Cuando ajustó la correa de Enid para volver a casa, la anciana se percató de que aún quedaba alguien sentado en las bancas de concreto: un hombre con una camiseta blanca que, aunque delgado, podía fajar una panza en unos pantalones de pana café. Observaba de un lado a otro y, al parecer, así lo había estado haciendo durante un buen rato, buscando a alguien que no llegó. En sus piernas yacía acurrucado un enorme gato comido por el tiempo que, como tal, tampoco se había movido de allí.

Algo en el fondo de la anciana la llevó hasta donde aquel hombre, una corazonada, quizá. Recargó su bastón en la orilla de la mesa y se sentó a su lado.

—¡Qué vergüenza me da! —exclamó el hombre con una voz melancólica y con la mirada baja—. Vine a encontrarme con mi hija; pero ni siquiera pude levantarme de aquí. —No podía levantar la mirada tampoco.

—Quizá no pudo llegar nada más. Los motivos siempre son tantos… No desanime —asintió la anciana.

—No. Nada de eso... —reprochó apenado—. Es que no sé ni cómo es ahora… si una niña, como la dejé, como la última vez, o una mujer madura, o quién sabe. Ha pasado tanto tiempo…

Dispuesto a marchar, y con los ojos llorosos, recogió del suelo su sombrero de palma y volvió a colocarlo sobre su cabeza.

—Con su permiso… —dijo entrecortadamente el hombre a la par que inclinaba ligeramente su sombrero.

En cuanto se levantó, el gato corpulento y grisáceo aterrizó en suelo con inconformidad y buscó, en seguida, otro espacio debajo de la mesa para poder extenderse. La anciana, sin embargo, no pudo mover más que los ojos ante el rengueo que daban los pasos que se alejaban frente a ella.

—Este bastón con el que me sostengo… —le dijo al hombre que apenas había dado con dificultad unos pasos— comencé a usarlo hace ya varios años, igualmente con mucha pena, pues era de mi papá.
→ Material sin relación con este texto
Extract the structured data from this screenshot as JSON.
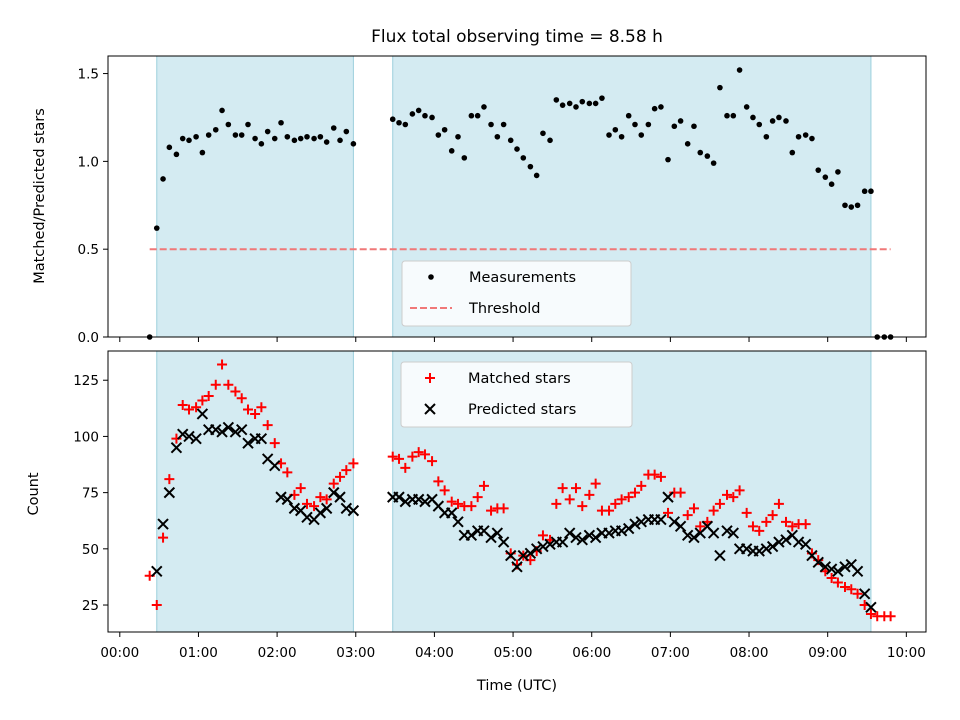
{
  "chart_data": [
    {
      "type": "scatter",
      "title": "Flux total observing time = 8.58 h",
      "xlabel": "",
      "ylabel": "Matched/Predicted stars",
      "xlim_hours": [
        -0.15,
        10.25
      ],
      "ylim": [
        0,
        1.6
      ],
      "yticks": [
        0.0,
        0.5,
        1.0,
        1.5
      ],
      "ytick_labels": [
        "0.0",
        "0.5",
        "1.0",
        "1.5"
      ],
      "shaded_intervals_hours": [
        [
          0.47,
          2.97
        ],
        [
          3.47,
          9.55
        ]
      ],
      "legend": {
        "position": "lower center",
        "entries": [
          "Measurements",
          "Threshold"
        ]
      },
      "threshold": {
        "name": "Threshold",
        "value": 0.5,
        "x_range_hours": [
          0.38,
          9.8
        ],
        "color": "#f07878",
        "style": "dashed"
      },
      "series": [
        {
          "name": "Measurements",
          "marker": "dot",
          "color": "#000000",
          "x_hours": [
            0.38,
            0.47,
            0.55,
            0.63,
            0.72,
            0.8,
            0.88,
            0.97,
            1.05,
            1.13,
            1.22,
            1.3,
            1.38,
            1.47,
            1.55,
            1.63,
            1.72,
            1.8,
            1.88,
            1.97,
            2.05,
            2.13,
            2.22,
            2.3,
            2.38,
            2.47,
            2.55,
            2.63,
            2.72,
            2.8,
            2.88,
            2.97,
            3.47,
            3.55,
            3.63,
            3.72,
            3.8,
            3.88,
            3.97,
            4.05,
            4.13,
            4.22,
            4.3,
            4.38,
            4.47,
            4.55,
            4.63,
            4.72,
            4.8,
            4.88,
            4.97,
            5.05,
            5.13,
            5.22,
            5.3,
            5.38,
            5.47,
            5.55,
            5.63,
            5.72,
            5.8,
            5.88,
            5.97,
            6.05,
            6.13,
            6.22,
            6.3,
            6.38,
            6.47,
            6.55,
            6.63,
            6.72,
            6.8,
            6.88,
            6.97,
            7.05,
            7.13,
            7.22,
            7.3,
            7.38,
            7.47,
            7.55,
            7.63,
            7.72,
            7.8,
            7.88,
            7.97,
            8.05,
            8.13,
            8.22,
            8.3,
            8.38,
            8.47,
            8.55,
            8.63,
            8.72,
            8.8,
            8.88,
            8.97,
            9.05,
            9.13,
            9.22,
            9.3,
            9.38,
            9.47,
            9.55,
            9.63,
            9.72,
            9.8
          ],
          "y": [
            0.0,
            0.62,
            0.9,
            1.08,
            1.04,
            1.13,
            1.12,
            1.14,
            1.05,
            1.15,
            1.18,
            1.29,
            1.21,
            1.15,
            1.15,
            1.21,
            1.13,
            1.1,
            1.17,
            1.13,
            1.22,
            1.14,
            1.12,
            1.13,
            1.14,
            1.13,
            1.14,
            1.11,
            1.19,
            1.12,
            1.17,
            1.1,
            1.24,
            1.22,
            1.21,
            1.27,
            1.29,
            1.26,
            1.25,
            1.15,
            1.18,
            1.06,
            1.14,
            1.02,
            1.26,
            1.26,
            1.31,
            1.21,
            1.14,
            1.21,
            1.12,
            1.07,
            1.02,
            0.97,
            0.92,
            1.16,
            1.12,
            1.35,
            1.32,
            1.33,
            1.31,
            1.34,
            1.33,
            1.33,
            1.36,
            1.15,
            1.18,
            1.14,
            1.26,
            1.21,
            1.15,
            1.21,
            1.3,
            1.31,
            1.01,
            1.2,
            1.23,
            1.1,
            1.2,
            1.05,
            1.03,
            0.99,
            1.42,
            1.26,
            1.26,
            1.52,
            1.31,
            1.25,
            1.21,
            1.14,
            1.23,
            1.25,
            1.23,
            1.05,
            1.14,
            1.15,
            1.13,
            0.95,
            0.91,
            0.87,
            0.94,
            0.75,
            0.74,
            0.75,
            0.83,
            0.83,
            0.0,
            0.0,
            0.0
          ]
        }
      ]
    },
    {
      "type": "scatter",
      "title": "",
      "xlabel": "Time (UTC)",
      "ylabel": "Count",
      "xlim_hours": [
        -0.15,
        10.25
      ],
      "ylim": [
        13,
        138
      ],
      "yticks": [
        25,
        50,
        75,
        100,
        125
      ],
      "ytick_labels": [
        "25",
        "50",
        "75",
        "100",
        "125"
      ],
      "xticks_hours": [
        0,
        1,
        2,
        3,
        4,
        5,
        6,
        7,
        8,
        9,
        10
      ],
      "xtick_labels": [
        "00:00",
        "01:00",
        "02:00",
        "03:00",
        "04:00",
        "05:00",
        "06:00",
        "07:00",
        "08:00",
        "09:00",
        "10:00"
      ],
      "shaded_intervals_hours": [
        [
          0.47,
          2.97
        ],
        [
          3.47,
          9.55
        ]
      ],
      "legend": {
        "position": "upper center",
        "entries": [
          "Matched stars",
          "Predicted stars"
        ]
      },
      "series": [
        {
          "name": "Matched stars",
          "marker": "plus",
          "color": "#ff0000",
          "x_hours": [
            0.38,
            0.47,
            0.55,
            0.63,
            0.72,
            0.8,
            0.88,
            0.97,
            1.05,
            1.13,
            1.22,
            1.3,
            1.38,
            1.47,
            1.55,
            1.63,
            1.72,
            1.8,
            1.88,
            1.97,
            2.05,
            2.13,
            2.22,
            2.3,
            2.38,
            2.47,
            2.55,
            2.63,
            2.72,
            2.8,
            2.88,
            2.97,
            3.47,
            3.55,
            3.63,
            3.72,
            3.8,
            3.88,
            3.97,
            4.05,
            4.13,
            4.22,
            4.3,
            4.38,
            4.47,
            4.55,
            4.63,
            4.72,
            4.8,
            4.88,
            4.97,
            5.05,
            5.13,
            5.22,
            5.3,
            5.38,
            5.47,
            5.55,
            5.63,
            5.72,
            5.8,
            5.88,
            5.97,
            6.05,
            6.13,
            6.22,
            6.3,
            6.38,
            6.47,
            6.55,
            6.63,
            6.72,
            6.8,
            6.88,
            6.97,
            7.05,
            7.13,
            7.22,
            7.3,
            7.38,
            7.47,
            7.55,
            7.63,
            7.72,
            7.8,
            7.88,
            7.97,
            8.05,
            8.13,
            8.22,
            8.3,
            8.38,
            8.47,
            8.55,
            8.63,
            8.72,
            8.8,
            8.88,
            8.97,
            9.05,
            9.13,
            9.22,
            9.3,
            9.38,
            9.47,
            9.55,
            9.63,
            9.72,
            9.8
          ],
          "y": [
            38,
            25,
            55,
            81,
            99,
            114,
            112,
            113,
            116,
            118,
            123,
            132,
            123,
            120,
            117,
            112,
            110,
            113,
            105,
            97,
            88,
            84,
            74,
            77,
            70,
            69,
            73,
            72,
            79,
            82,
            85,
            88,
            91,
            90,
            86,
            91,
            93,
            92,
            89,
            80,
            76,
            71,
            70,
            69,
            69,
            73,
            78,
            67,
            68,
            68,
            48,
            43,
            47,
            45,
            49,
            56,
            54,
            70,
            77,
            72,
            77,
            69,
            74,
            79,
            67,
            67,
            70,
            72,
            73,
            75,
            78,
            83,
            83,
            82,
            66,
            75,
            75,
            65,
            68,
            60,
            62,
            67,
            70,
            74,
            73,
            76,
            66,
            60,
            58,
            62,
            65,
            70,
            62,
            60,
            61,
            61,
            48,
            45,
            40,
            37,
            35,
            33,
            32,
            30,
            25,
            21,
            20,
            20,
            20
          ],
          "note": ""
        },
        {
          "name": "Predicted stars",
          "marker": "x",
          "color": "#000000",
          "x_hours": [
            0.47,
            0.55,
            0.63,
            0.72,
            0.8,
            0.88,
            0.97,
            1.05,
            1.13,
            1.22,
            1.3,
            1.38,
            1.47,
            1.55,
            1.63,
            1.72,
            1.8,
            1.88,
            1.97,
            2.05,
            2.13,
            2.22,
            2.3,
            2.38,
            2.47,
            2.55,
            2.63,
            2.72,
            2.8,
            2.88,
            2.97,
            3.47,
            3.55,
            3.63,
            3.72,
            3.8,
            3.88,
            3.97,
            4.05,
            4.13,
            4.22,
            4.3,
            4.38,
            4.47,
            4.55,
            4.63,
            4.72,
            4.8,
            4.88,
            4.97,
            5.05,
            5.13,
            5.22,
            5.3,
            5.38,
            5.47,
            5.55,
            5.63,
            5.72,
            5.8,
            5.88,
            5.97,
            6.05,
            6.13,
            6.22,
            6.3,
            6.38,
            6.47,
            6.55,
            6.63,
            6.72,
            6.8,
            6.88,
            6.97,
            7.05,
            7.13,
            7.22,
            7.3,
            7.38,
            7.47,
            7.55,
            7.63,
            7.72,
            7.8,
            7.88,
            7.97,
            8.05,
            8.13,
            8.22,
            8.3,
            8.38,
            8.47,
            8.55,
            8.63,
            8.72,
            8.8,
            8.88,
            8.97,
            9.05,
            9.13,
            9.22,
            9.3,
            9.38,
            9.47,
            9.55
          ],
          "y": [
            40,
            61,
            75,
            95,
            101,
            100,
            99,
            110,
            103,
            103,
            102,
            104,
            102,
            103,
            97,
            99,
            99,
            90,
            87,
            73,
            72,
            68,
            67,
            64,
            63,
            66,
            68,
            75,
            73,
            68,
            67,
            73,
            73,
            71,
            72,
            72,
            71,
            72,
            69,
            66,
            66,
            62,
            56,
            56,
            58,
            58,
            55,
            57,
            53,
            47,
            42,
            47,
            48,
            50,
            51,
            52,
            53,
            53,
            57,
            55,
            54,
            56,
            55,
            57,
            57,
            58,
            58,
            59,
            61,
            62,
            63,
            63,
            63,
            73,
            62,
            60,
            56,
            55,
            57,
            60,
            57,
            47,
            58,
            57,
            50,
            50,
            49,
            49,
            50,
            51,
            53,
            54,
            56,
            53,
            52,
            47,
            44,
            42,
            41,
            40,
            42,
            43,
            40,
            30,
            24
          ]
        }
      ]
    }
  ]
}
”Según mi mamá, la madera del agarre está así de pelada porque siempre golpeaba en el mismo lugar cuando a él se le caía, y porque, de inmediato, volvía a arrojarlo al suelo por el enojo —dijo riendo jocosamente—. Pero a mí nunca se me ha caído.

El hombre, no más en su papel solitario, dejó escapar inmediatamente una lágrima, luego dos y luego varias.